By means I mean the instrument, or the way, by which prayer comes to us. The means of prayer is the Holy Spirit; and that will never change. The Holy Spirit will always be the means (the instrument) of our prayers. He will forever give us access to God’s throne; He will forever give us confidence to approach Him; and He will forever make our prayers acceptable to Him.
At this present time, because of our sinful condition, we are weak in prayer, and so we especially need the Holy Spirit to help us pray. He gives us access to God by reason of Christ’s shed blood for us.

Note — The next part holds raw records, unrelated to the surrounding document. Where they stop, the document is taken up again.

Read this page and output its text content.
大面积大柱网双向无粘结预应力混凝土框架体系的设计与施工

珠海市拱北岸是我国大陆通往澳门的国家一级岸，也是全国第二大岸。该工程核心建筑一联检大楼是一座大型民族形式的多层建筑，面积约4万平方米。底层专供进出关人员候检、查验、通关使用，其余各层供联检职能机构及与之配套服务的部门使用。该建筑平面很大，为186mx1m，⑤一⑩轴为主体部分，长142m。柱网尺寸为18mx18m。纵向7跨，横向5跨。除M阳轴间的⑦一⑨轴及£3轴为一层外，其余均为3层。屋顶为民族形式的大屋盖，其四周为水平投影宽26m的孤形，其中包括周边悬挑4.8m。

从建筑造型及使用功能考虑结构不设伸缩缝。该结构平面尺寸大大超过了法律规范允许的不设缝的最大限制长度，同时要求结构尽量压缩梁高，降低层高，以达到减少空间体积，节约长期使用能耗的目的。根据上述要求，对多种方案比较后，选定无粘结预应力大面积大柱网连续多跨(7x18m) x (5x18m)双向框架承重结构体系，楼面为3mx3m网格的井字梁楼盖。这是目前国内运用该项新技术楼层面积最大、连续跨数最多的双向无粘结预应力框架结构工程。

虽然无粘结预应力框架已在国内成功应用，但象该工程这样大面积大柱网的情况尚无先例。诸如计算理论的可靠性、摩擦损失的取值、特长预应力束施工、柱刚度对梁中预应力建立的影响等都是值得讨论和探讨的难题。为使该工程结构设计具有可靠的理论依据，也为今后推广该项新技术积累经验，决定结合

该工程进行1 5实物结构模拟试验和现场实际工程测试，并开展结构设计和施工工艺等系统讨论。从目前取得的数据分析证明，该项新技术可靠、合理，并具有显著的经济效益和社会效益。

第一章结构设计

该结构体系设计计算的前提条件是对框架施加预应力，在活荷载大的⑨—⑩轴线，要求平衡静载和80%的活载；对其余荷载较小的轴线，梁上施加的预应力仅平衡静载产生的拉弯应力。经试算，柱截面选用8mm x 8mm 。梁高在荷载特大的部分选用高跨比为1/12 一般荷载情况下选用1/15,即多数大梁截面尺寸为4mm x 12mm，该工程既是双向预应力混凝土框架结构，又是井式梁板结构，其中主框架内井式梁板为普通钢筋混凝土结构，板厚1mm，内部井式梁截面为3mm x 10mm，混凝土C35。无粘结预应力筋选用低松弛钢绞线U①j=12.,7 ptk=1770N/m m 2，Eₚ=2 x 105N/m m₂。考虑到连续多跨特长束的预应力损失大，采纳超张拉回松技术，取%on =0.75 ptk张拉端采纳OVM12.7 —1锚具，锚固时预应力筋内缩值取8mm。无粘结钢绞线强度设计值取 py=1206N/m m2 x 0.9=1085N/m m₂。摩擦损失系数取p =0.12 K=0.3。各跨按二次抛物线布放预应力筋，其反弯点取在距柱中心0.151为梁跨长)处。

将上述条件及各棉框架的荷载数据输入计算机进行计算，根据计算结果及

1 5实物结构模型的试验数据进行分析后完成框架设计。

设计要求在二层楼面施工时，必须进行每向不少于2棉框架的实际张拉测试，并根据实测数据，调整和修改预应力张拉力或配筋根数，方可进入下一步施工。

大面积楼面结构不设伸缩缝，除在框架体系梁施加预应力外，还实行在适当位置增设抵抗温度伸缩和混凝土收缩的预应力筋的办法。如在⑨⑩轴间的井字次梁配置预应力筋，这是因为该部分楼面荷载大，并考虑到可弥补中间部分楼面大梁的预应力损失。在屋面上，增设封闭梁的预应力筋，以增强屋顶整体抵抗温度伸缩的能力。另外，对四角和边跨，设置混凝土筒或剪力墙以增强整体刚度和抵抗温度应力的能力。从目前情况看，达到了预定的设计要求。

That is, if we have received Him and His blood has been applied to our heart, the Spirit will lead us to God’s throne (Rom. 5:2; Heb. 4:16).
If for some reason we think that God may not accept us, that we are not worthy and don’t feel confident to approach Him, the Spirit is always with us to intercede for us and give us confidence. Romans 8:16-17 tells us that “The Spirit Himself bears witness with our spirit that we are children of God, and if children, then heirs—heirs of God and joint heirs with Christ…”
As we begin to pray, if we think that we may not have all the right words, He helps us with that too. Romans 8:26 says, “…The Spirit also helps in our weaknesses. For we do not know what we should pray for as we ought, but the Spirit Himself makes intercession for us with groanings which cannot be uttered.”
In heaven, the Holy Spirit will still be our means of prayer. We will always be fully dependent on Him for our strength in prayer. He will forever give us access to God based on Christ’s shed blood for us; He will forever give us confidence to approach Him as He perpetually bears witness to us that we are His children; and He will forever make our prayers acceptable to God—not only because He will have taken away our sins, but also because He will remain our help in pray. That is, He will forever be praying in us and through us.
But how does all this work? How does the Holy Spirit now help us, and how will He continue in heaven to help us pray so that our prayers are answered? Here are two related ideas:
1. He helps us pray in Jesus name (according to God’s will) by uniting us to the Spirit of the Father and the Son. Here the idea is that the Holy Spirit unites our spirit with the Spirit of the Father and the Son so that we become one with Them and get to know Them just as They (the Father and the Son) are one with each other and know each other. Hence, when we receive the Spirit of the Father we will get to know the Father’s heart and all the plans He has for us. And when we become one with the Son we will experience His great love for us and for the Father. And we will learn how to pray as He prayed—to have that humble, perfect attitude in prayer that He has toward His Father. Moreover, when we become one in spirit with the Father and Son we will take on God’s identity; we will therefore pray in His name, and receive from Him whatever we desire. That is because our desires will be the same as His desires (Jn. 14:10-14 and 17:20-23).
2. He brings us to God’s Word and He helps us abide in Him through His Word. Our abiding in Him is how the Spirit gets us involved in the process of prayer, and the way He helps us to pray in unity with the Father and the Son. It is the way we get to know God and the way we are able to pray according to His will and in Jesus name.
Here is the process: first the Spirit gets our attention by creating a desire in our heart for God and His Word. He will then point out to us something in the Word that He wants us to ponder and think about. As we meditate on that passage He will open it up to us and help us to understand it. Through it all, He will help us to know God and what His will is for us.
The more we meditate on His Word and come to understand it and obey it, the more the Holy Spirit renews our mind so that our whole person and behavior is transformed into a new person—like Christ (Rom. 12:1-2). When we are being transformed (or made to be more like Christ) this is when the Holy Spirit unifies us with the Father and the Son and when we come to know God’s will (Rom. 12:2).
The apostle John has described (in John 15) the result of our transformation as bearing fruit. And the fruit that we bear is the answers to our prayers (Jn. 15:16). In John 15:7-8 it says, “If you abide in Me, and My words abide in you, you will ask what you desire and it shall be done for you. 8 By this My Father is glorified, that you bear much fruit…” Here, in John 15, John understands that when we abide in God’s Word we are also in a sense praying. And the result of this abiding prayer is that prayers are answered—which is the fruit.